Wer mit dem Rad auf dem Gehweg fährt, kann vor Gericht landen

Source: LVZ - Leipziger Volkszeitung
Author: André Neumann

Borna/Eilenburg. Es kann ganz schnell gehen, und man bekommt es als unbescholtener Bürger mit den Härten des Gesetzes zu tun. Eine unüberlegte Handlung, Gedankenlosigkeit oder Übermut können dazu führen, dass man straffällig wird. Dann flattert bestenfalls ein Strafbefehl der Staatsanwaltschaft ins Haus, im schlechteren Falle bringt der Postbote die amtliche Vorladung zu einer Gerichtsverhandlung. Fallstricke dafür lauern jede Menge im Alltag.

Damit sind noch nicht einmal vermeintlich kleine Alltagssünden gemeint, wie ein Handtuch aus dem Hotel, das bei der Abreise im Koffer landet, oder das Bierglas aus der Kneipe, das scheinbar unabsichtlich in die Handtasche rutscht. Dass es sich hierbei um Diebstahl handelt, sollte eigentlich jedem klar sein. Erstattet das Hotel oder der Gaststättenbetreiber eine Anzeige, verfolgt die Staatsanwaltschaft auch diesen Diebstahl sogenannter geringwertiger Sachen. Laut Strafgesetzbuch (Paragraf 242) stehen auf Diebstahl Geldstrafe oder bis zu fünf Jahre Haft.

Es kann aber auch schlimmer kommen. Ein junger Mann aus Markranstädt hatte sich garantiert nichts Böses gedacht und schon gar nicht an eine Straftat, als er auf einer Straße in Leipzig seiner Freundin auf dem Beifahrersitz mit cooler Fahrweise imponieren wollte. Er überholte zügig einen vermeintlichen Bummler, setzte sich vor ihn und bremste dann zu stark ab.

Der andere fuhr auf, und der junge Mann stand wegen des Vorwurfs der "Gefährdung des Straßenverkehrs" (Paragraf 315c) in Borna vor Gericht.
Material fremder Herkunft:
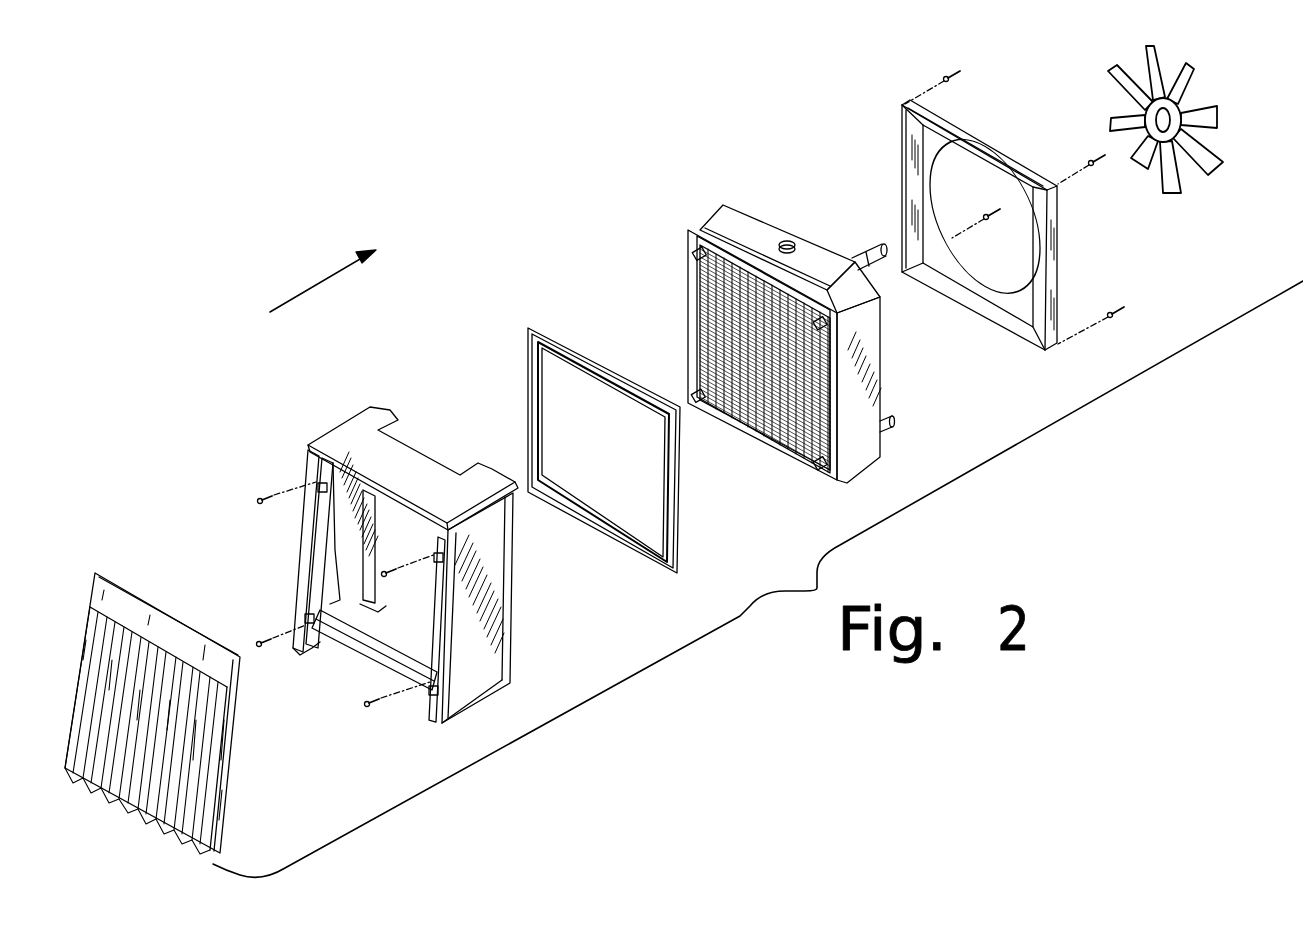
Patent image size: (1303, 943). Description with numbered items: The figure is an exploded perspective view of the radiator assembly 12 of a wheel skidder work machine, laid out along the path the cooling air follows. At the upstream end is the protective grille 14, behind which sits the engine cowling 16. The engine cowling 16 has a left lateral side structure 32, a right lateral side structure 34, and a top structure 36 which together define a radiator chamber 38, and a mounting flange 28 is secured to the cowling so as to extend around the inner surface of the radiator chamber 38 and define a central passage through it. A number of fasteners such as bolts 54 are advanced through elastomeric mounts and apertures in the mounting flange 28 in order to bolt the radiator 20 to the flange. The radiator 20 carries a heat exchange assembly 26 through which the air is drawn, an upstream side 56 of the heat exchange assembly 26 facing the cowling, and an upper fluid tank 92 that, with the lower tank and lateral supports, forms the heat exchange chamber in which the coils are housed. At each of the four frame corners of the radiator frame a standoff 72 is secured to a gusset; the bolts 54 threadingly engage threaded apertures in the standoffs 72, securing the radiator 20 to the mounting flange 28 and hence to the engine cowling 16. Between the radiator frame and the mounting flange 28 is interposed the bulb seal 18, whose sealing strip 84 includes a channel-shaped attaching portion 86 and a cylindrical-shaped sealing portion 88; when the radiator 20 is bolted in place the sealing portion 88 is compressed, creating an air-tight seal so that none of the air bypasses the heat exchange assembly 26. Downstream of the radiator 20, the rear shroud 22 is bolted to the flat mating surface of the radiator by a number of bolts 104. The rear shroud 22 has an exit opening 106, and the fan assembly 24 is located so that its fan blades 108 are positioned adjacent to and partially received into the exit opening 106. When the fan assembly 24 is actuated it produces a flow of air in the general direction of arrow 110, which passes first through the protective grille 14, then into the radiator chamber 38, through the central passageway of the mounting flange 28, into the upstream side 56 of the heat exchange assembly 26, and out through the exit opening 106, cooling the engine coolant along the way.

The radiator assembly 12 is at (480, 105).
The protective grille 14 is at (218, 788).
The engine cowling 16 is at (400, 568).
The bulb seal 18 is at (605, 422).
The radiator 20 is at (789, 352).
The rear shroud 22 is at (1025, 190).
The fan assembly 24 is at (1204, 119).
The heat exchange assembly 26 is at (715, 318).
The mounting flange 28 is at (320, 592).
The left lateral side structure 32 is at (505, 575).
The right lateral side structure 34 is at (330, 570).
The top structure 36 is at (340, 436).
The radiator chamber 38 is at (420, 623).
The bolts 54 is at (266, 496).
The upstream side 56 is at (745, 355).
The standoffs 72 is at (698, 252).
The sealing strip 84 is at (530, 330).
The attaching portion 86 is at (543, 410).
The sealing portion 88 is at (526, 386).
The upper fluid tank 92 is at (762, 212).
The bolts 104 is at (1000, 58).
The exit opening 106 is at (940, 186).
The fan blades 108 is at (1210, 158).
The arrow 110 is at (310, 275).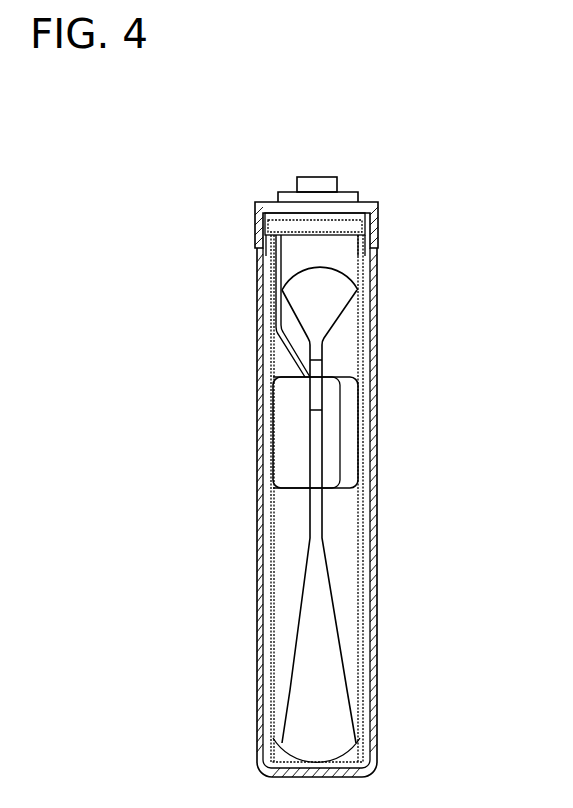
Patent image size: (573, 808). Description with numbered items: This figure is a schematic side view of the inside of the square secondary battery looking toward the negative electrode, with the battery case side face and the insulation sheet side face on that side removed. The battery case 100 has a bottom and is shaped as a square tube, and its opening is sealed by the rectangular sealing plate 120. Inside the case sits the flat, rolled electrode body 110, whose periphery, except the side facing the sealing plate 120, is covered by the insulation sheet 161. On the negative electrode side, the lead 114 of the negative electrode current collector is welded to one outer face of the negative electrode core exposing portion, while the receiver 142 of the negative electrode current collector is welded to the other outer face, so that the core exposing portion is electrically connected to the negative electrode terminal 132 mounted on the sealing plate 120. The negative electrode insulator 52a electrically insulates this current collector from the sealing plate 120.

The battery case 100 is at (377, 698).
The electrode body 110 is at (342, 522).
The lead of the negative electrode current collector 114 is at (277, 339).
The sealing plate 120 is at (367, 207).
The negative electrode terminal 132 is at (317, 183).
The receiver of the negative electrode current collector 142 is at (340, 433).
The insulation sheet 161 is at (367, 273).
The negative electrode insulator 52a is at (355, 223).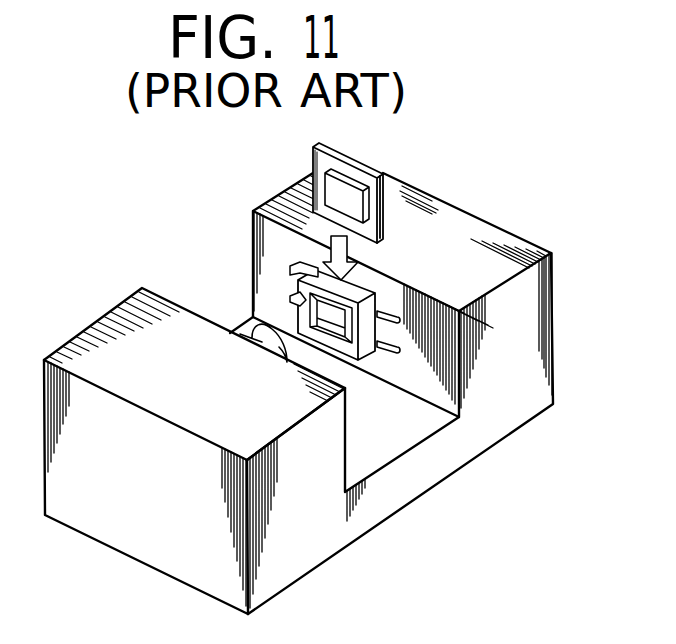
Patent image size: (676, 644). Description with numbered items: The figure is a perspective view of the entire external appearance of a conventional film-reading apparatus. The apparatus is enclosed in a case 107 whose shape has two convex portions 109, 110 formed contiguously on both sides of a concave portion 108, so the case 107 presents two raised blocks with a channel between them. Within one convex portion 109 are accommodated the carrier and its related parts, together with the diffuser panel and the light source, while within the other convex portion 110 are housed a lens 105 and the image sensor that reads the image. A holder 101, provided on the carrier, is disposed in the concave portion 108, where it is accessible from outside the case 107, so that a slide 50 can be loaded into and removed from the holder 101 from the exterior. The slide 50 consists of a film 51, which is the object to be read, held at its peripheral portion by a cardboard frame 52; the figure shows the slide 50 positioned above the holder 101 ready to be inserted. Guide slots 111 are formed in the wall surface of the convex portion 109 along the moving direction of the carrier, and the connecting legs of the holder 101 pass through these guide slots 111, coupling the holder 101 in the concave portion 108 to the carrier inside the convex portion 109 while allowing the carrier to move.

The slide 50 is at (350, 183).
The film 51 is at (347, 198).
The cardboard frame 52 is at (383, 190).
The holder 101 is at (350, 358).
The lens 105 is at (250, 315).
The case 107 is at (327, 515).
The concave portion 108 is at (385, 445).
The convex portion 109 is at (487, 240).
The convex portion 110 is at (92, 338).
The guide slots 111 is at (395, 350).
Auch hierfür sieht das Strafgesetz bis zu fünf Jahre Gefängnis vor. Der junge Mann teilte dann auch noch eine Kopfnuss aus. Dass das Körperverletzung war, hätte er freilich wissen können.

Viele solcher Tücken lauern tatsächlich im Straßenverkehr. Vermeintlich geringfügiges Fehlverhalten kann hier, wenn etwas passiert, zu einer schweren Straftat werden. Davor warnt Martin Schultheiß, der Direktor des Amtsgerichtes Borna. Er beobachtet beispielsweise mit Sorge, sagte er der LVZ, wie gedankenlos viele Menschen in Borna mit dem Fahrrad auf Gehwegen fahren. Das ist an sich erst einmal nur eine Ordnungswidrigkeit. Wird der Gehwegfahrer von der Polizei gestellt, kommt er mit einem Bußgeld von bis zu 55 Euro davon.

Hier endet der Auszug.